De fil en aiguille, on a réfléchi au projet, en mettant toutes nos compétences en commun, en cherchant ce qu’on pouvait proposer : une boite d’infographisme, couplée à un studio d’enregistrement (pour TOUT travail audio, pas seulement musical). Chacun aurait sa place, sa fonction et surtout ON POURRAIT PRIER QUAND BON NOUS SEMBLE.

Nous avons durement travaillé pour monter le projet, nous avons mis en commun tout notre argent mis de côté, nous avons subi les remarques démotivantes de nos entourages mais finalement, nous avons réussi : Springfield Records Media Artz est né, nos locaux sont aménagés. Wa al hamdouliLlah : maintenant je peux prier quand je veux, où je veux. Si on m’attrape en jilbeb en train de prier, je ne crains rien la patronne c’est moi.
Nos tapis de prière, nos boussoles, nos tenues campent dans nos bureaux au milieu de notre matériel et d’affiches, de cartes de menu, de maquettes de devantures, etc.

Si je veux faire travailler un(e) muslim(a), je peux, la patronne c’est moi. Et quand viendra le moment où je déciderai (enfin) de me voiler, je ne craindrai rien : la patronne, c’est moi.
Je suis fière d’être musulmane, patronne et femme. Fière de ce que nous avons fait, et surtout fière d’avoir réussi à régler mon principal problème : faire salat sans souci.

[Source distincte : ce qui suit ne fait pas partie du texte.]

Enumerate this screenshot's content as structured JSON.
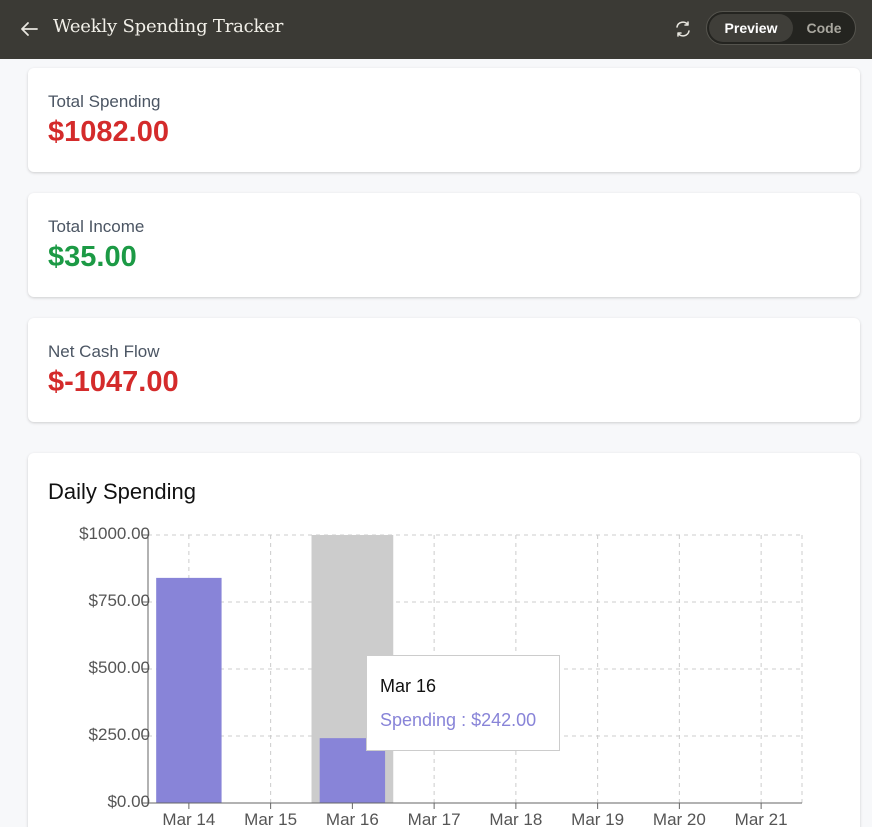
{
  "header": {
    "back_icon": "arrow-left-icon",
    "title": "Weekly Spending Tracker",
    "refresh_icon": "refresh-icon",
    "toggle": {
      "preview": "Preview",
      "code": "Code",
      "active": "Preview"
    }
  },
  "summary": {
    "spending": {
      "label": "Total Spending",
      "value": "$1082.00"
    },
    "income": {
      "label": "Total Income",
      "value": "$35.00"
    },
    "net": {
      "label": "Net Cash Flow",
      "value": "$-1047.00"
    }
  },
  "colors": {
    "negative": "#d42b2b",
    "positive": "#1c9a45",
    "bar": "#8884d8",
    "highlight": "#cccccc"
  },
  "chart_data": {
    "type": "bar",
    "title": "Daily Spending",
    "categories": [
      "Mar 14",
      "Mar 15",
      "Mar 16",
      "Mar 17",
      "Mar 18",
      "Mar 19",
      "Mar 20",
      "Mar 21"
    ],
    "series": [
      {
        "name": "Spending",
        "values": [
          840,
          0,
          242,
          0,
          0,
          0,
          0,
          0
        ]
      }
    ],
    "ylim": [
      0,
      1000
    ],
    "yticks": [
      "$0.00",
      "$250.00",
      "$500.00",
      "$750.00",
      "$1000.00"
    ],
    "ytick_values": [
      0,
      250,
      500,
      750,
      1000
    ],
    "grid": true,
    "highlighted_category": "Mar 16",
    "tooltip": {
      "date": "Mar 16",
      "text": "Spending : $242.00"
    }
  }
}
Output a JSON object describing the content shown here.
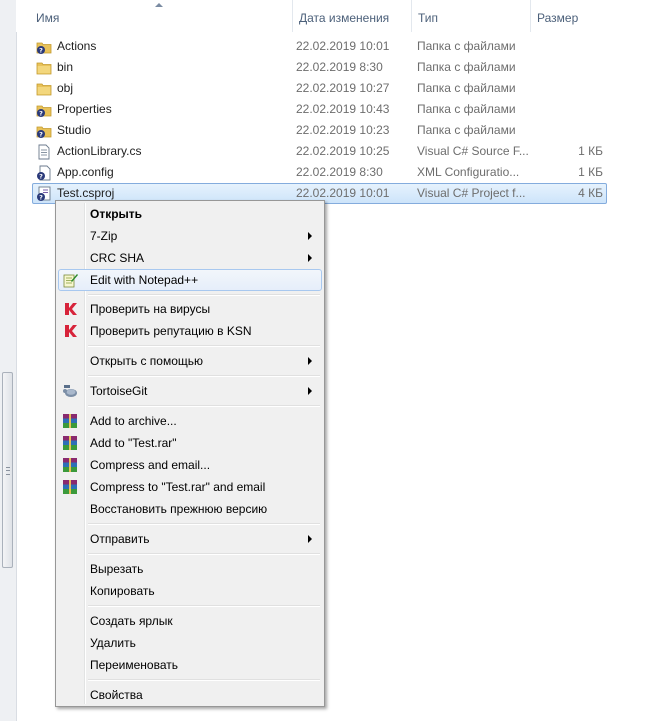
{
  "columns": {
    "name": "Имя",
    "date": "Дата изменения",
    "type": "Тип",
    "size": "Размер"
  },
  "files": [
    {
      "name": "Actions",
      "date": "22.02.2019 10:01",
      "type": "Папка с файлами",
      "size": "",
      "icon": "folder-badge-icon"
    },
    {
      "name": "bin",
      "date": "22.02.2019 8:30",
      "type": "Папка с файлами",
      "size": "",
      "icon": "folder-icon"
    },
    {
      "name": "obj",
      "date": "22.02.2019 10:27",
      "type": "Папка с файлами",
      "size": "",
      "icon": "folder-icon"
    },
    {
      "name": "Properties",
      "date": "22.02.2019 10:43",
      "type": "Папка с файлами",
      "size": "",
      "icon": "folder-badge-icon"
    },
    {
      "name": "Studio",
      "date": "22.02.2019 10:23",
      "type": "Папка с файлами",
      "size": "",
      "icon": "folder-badge-icon"
    },
    {
      "name": "ActionLibrary.cs",
      "date": "22.02.2019 10:25",
      "type": "Visual C# Source F...",
      "size": "1 КБ",
      "icon": "cs-file-icon"
    },
    {
      "name": "App.config",
      "date": "22.02.2019 8:30",
      "type": "XML Configuratio...",
      "size": "1 КБ",
      "icon": "config-file-icon"
    },
    {
      "name": "Test.csproj",
      "date": "22.02.2019 10:01",
      "type": "Visual C# Project f...",
      "size": "4 КБ",
      "icon": "csproj-file-icon"
    }
  ],
  "menu": {
    "open": "Открыть",
    "zip7": "7-Zip",
    "crcsha": "CRC SHA",
    "notepad": "Edit with Notepad++",
    "scan": "Проверить на вирусы",
    "ksn": "Проверить репутацию в KSN",
    "open_with": "Открыть с помощью",
    "tortoise": "TortoiseGit",
    "add_archive": "Add to archive...",
    "add_rar": "Add to \"Test.rar\"",
    "compress_email": "Compress and email...",
    "compress_rar_email": "Compress to \"Test.rar\" and email",
    "restore": "Восстановить прежнюю версию",
    "send_to": "Отправить",
    "cut": "Вырезать",
    "copy": "Копировать",
    "shortcut": "Создать ярлык",
    "delete": "Удалить",
    "rename": "Переименовать",
    "properties": "Свойства"
  },
  "colors": {
    "selection_border": "#84acdd",
    "header_text": "#4c607a",
    "folder": "#e8c25a",
    "kaspersky": "#d7233a",
    "winrar": "#8a2a6e"
  }
}
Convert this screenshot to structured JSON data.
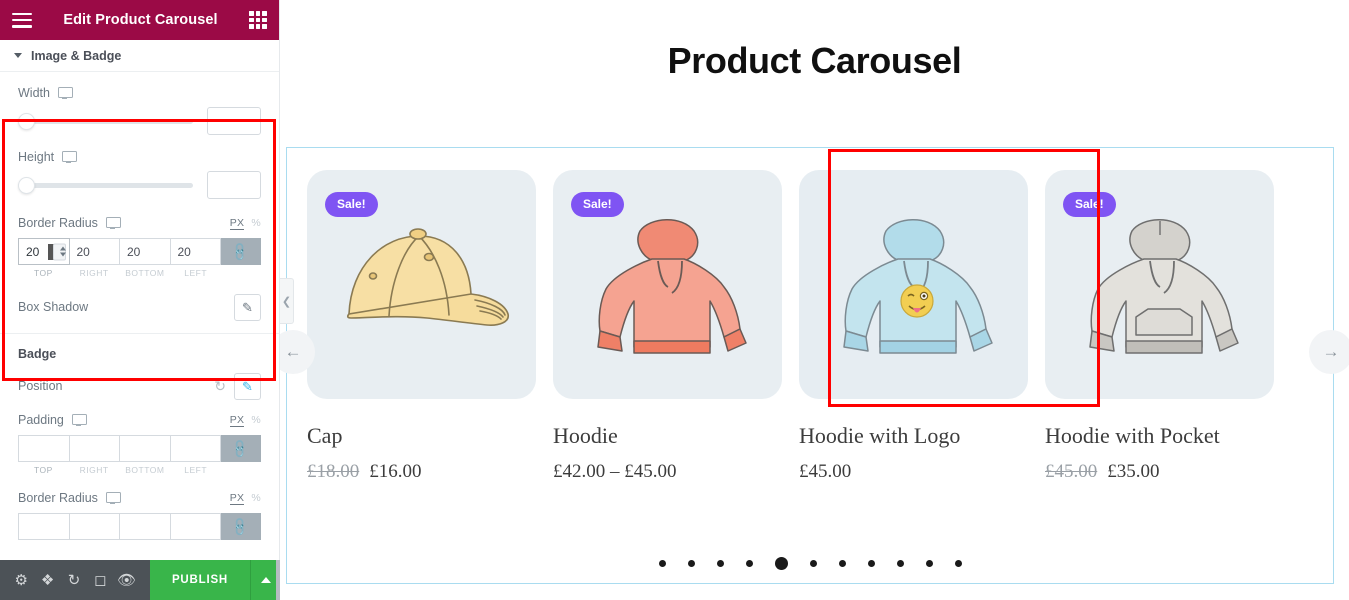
{
  "panel": {
    "header": {
      "title": "Edit Product Carousel",
      "menu_icon": "hamburger-icon",
      "apps_icon": "grid-icon"
    },
    "section": {
      "title": "Image & Badge",
      "toggle_icon": "caret-down-icon"
    },
    "image_group": {
      "width": {
        "label": "Width",
        "device_icon": "monitor-icon",
        "value": ""
      },
      "height": {
        "label": "Height",
        "device_icon": "monitor-icon",
        "value": ""
      },
      "border_radius": {
        "label": "Border Radius",
        "device_icon": "monitor-icon",
        "units": {
          "px": "PX",
          "percent": "%",
          "active": "PX"
        },
        "values": [
          "20",
          "20",
          "20",
          "20"
        ],
        "side_labels": [
          "TOP",
          "RIGHT",
          "BOTTOM",
          "LEFT"
        ],
        "link_icon": "link-icon"
      },
      "box_shadow": {
        "label": "Box Shadow",
        "edit_icon": "pencil-icon"
      }
    },
    "badge_group": {
      "title": "Badge",
      "position": {
        "label": "Position",
        "reset_icon": "reset-icon",
        "edit_icon": "pencil-icon"
      },
      "padding": {
        "label": "Padding",
        "device_icon": "monitor-icon",
        "units": {
          "px": "PX",
          "percent": "%",
          "active": "PX"
        },
        "values": [
          "",
          "",
          "",
          ""
        ],
        "side_labels": [
          "TOP",
          "RIGHT",
          "BOTTOM",
          "LEFT"
        ],
        "link_icon": "link-icon"
      },
      "border_radius": {
        "label": "Border Radius",
        "device_icon": "monitor-icon",
        "units": {
          "px": "PX",
          "percent": "%",
          "active": "PX"
        },
        "values": [
          "",
          "",
          "",
          ""
        ],
        "link_icon": "link-icon"
      }
    },
    "footer": {
      "icons": [
        "gear-icon",
        "layers-icon",
        "history-icon",
        "responsive-icon",
        "preview-icon"
      ],
      "publish_label": "PUBLISH",
      "publish_arrow_icon": "chevron-up-icon",
      "publish_color": "#39b54a"
    },
    "collapse_handle_icon": "chevron-left-icon"
  },
  "canvas": {
    "heading": "Product Carousel",
    "nav": {
      "prev_icon": "arrow-left-icon",
      "next_icon": "arrow-right-icon"
    },
    "products": [
      {
        "name": "Cap",
        "badge": "Sale!",
        "has_badge": true,
        "price_old": "£18.00",
        "price_new": "£16.00",
        "image": "cap-illustration",
        "selected": false
      },
      {
        "name": "Hoodie",
        "badge": "Sale!",
        "has_badge": true,
        "price_old": "",
        "price_new": "£42.00 – £45.00",
        "image": "hoodie-red-illustration",
        "selected": true
      },
      {
        "name": "Hoodie with Logo",
        "badge": "",
        "has_badge": false,
        "price_old": "",
        "price_new": "£45.00",
        "image": "hoodie-blue-logo-illustration",
        "selected": false
      },
      {
        "name": "Hoodie with Pocket",
        "badge": "Sale!",
        "has_badge": true,
        "price_old": "£45.00",
        "price_new": "£35.00",
        "image": "hoodie-gray-pocket-illustration",
        "selected": false
      }
    ],
    "pagination": {
      "count": 11,
      "active_index": 4
    }
  },
  "colors": {
    "header_bg": "#9b0a46",
    "badge_purple": "#7f54f3",
    "publish_green": "#39b54a",
    "card_bg": "#e8eef2",
    "highlight_red": "#ff0000",
    "frame_blue": "#a9dcf0"
  }
}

Certes le domaine dans lequel je travaille n’est pas le plus halal, mais pour le moment on ne sait faire que ça donc on va commencer par ça pour ensuite faire quelque chose plus en adéquation avec l’islam inshaAllah.
Je ne désespère pas, on ne désespère pas, Allah est Grand, il suffit de placer sa confiance en Lui. Quand on a compris ça, on se découvre une force incroyable, qui nous pousse à réaliser nos buts qui nous paraissent pourtant impossible à atteindre. La foi déplace les montagnes? Oui, je confirme.